Long reads

Financial trauma impacts huge population of underserved in society

Scott Hamilton

Scott Hamilton

Contributing Editor, Finextra Research

Connie Davis, founder and CEO of Kairos Digital Commerce Consulting, is concerned about what the ‘shadow financial system’ of payday loans and other services like them means to the underbanked, over both the short and long terms. She points out that research from many authorities has shown a direct link between emotional health and financial health.

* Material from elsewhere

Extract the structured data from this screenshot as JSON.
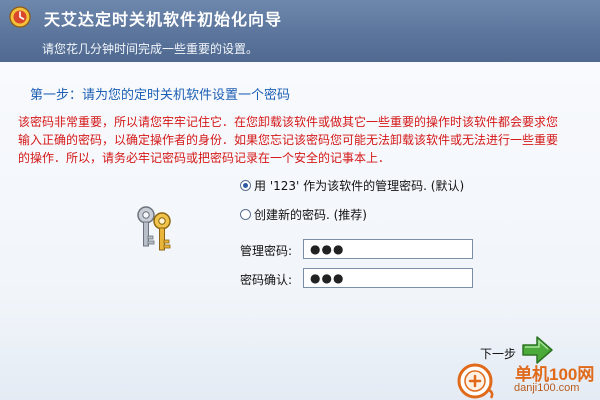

“What we've learned is that there is a very strong tie between the underbanked/underserved (financial products) market and the trauma-impacted population in this country.” This sector of society takes many forms, from the unemployed or underemployed in lower income communities, to senior citizens requiring assistance from others to handle their banking duties, for example. And victims of domestic abuse and human trafficking, both in the past and at present, are high on the list of the financially-ignored, unaware, abused, or in crisis, as well.

With a background managing and promoting digital technology for financial service companies and fintechs in previous roles with FIS and other firms, Davis is one of a growing number of leaders searching for meaningful, transformative ways to open up these previously closed or inaccessible avenues to financial education and opportunity for people. “Financial trauma is what we're focused on [at Kairos]. And the relationship that people have with money is what is tied to how they manage their money and the mental health patterns that they have around the money.”

Ironically, Davis says, “digital transformation in our financial industry is not helping us it's hurting us”, when it comes to truly understanding – and serving - the forgotten or traumatised members of society. That’s because many of these people might not even know how to engage in online banking, or possess only rudimentary knowledge, awareness, or comfortability with new digital approaches that are quickly replacing in-person branch bank networks. They’re behind the latest banking trends, and falling further behind every day.

Davis points out that fixing this problem, turning those negative emotional and financial patterns and lack of access to affordable options around, is a multilayered challenge. But it’s one that she says can, and should be embraced by the industry. Davis wants financial institutions (FIs) to really try (beyond typically rudimentary efforts) to ‘see’ their customers, be able to detect if they’re under stress, duress, or potentially criminal abuse. She believes FIs can and must educate themselves and their frontline staff on the problems – and opportunities – that they can play a pivotal role in solving for people struggling to keep their financial and emotional affairs in order.

“We need to create…diversity of quality and inclusion initiatives for that [financial services] industry. How do [we] create safe banking spaces so when people do come into a branch, if they're exhibiting symptoms of financial coercion and control, because a human trafficker [is] standing outside or who won't allow them to speak, or someone is accompanying an elderly person, or a young woman who is under the control of an abuser? How do you detect that? How do you separate them out? How do you add a flag to their account? Those are called safe banking recommendations.”

Kairos will soon be launching a program, which Davis says is “the first of its kind to actually bridge trauma-informed training for bankers specific to retail bankers, you know, account managers, tellers, etc. Even digital banking call centers,” will be included as targets for the company’s new learning management system.

“The experts, the researchers that say these are the things you need to look for, so that we can make that education and curriculum available for the bankers and the financial technology companies. [With Kairos’ educational tools] they can start augmenting the digital journeys that have to occur in order to see trauma - or in order to predict it because it couldn't be seen."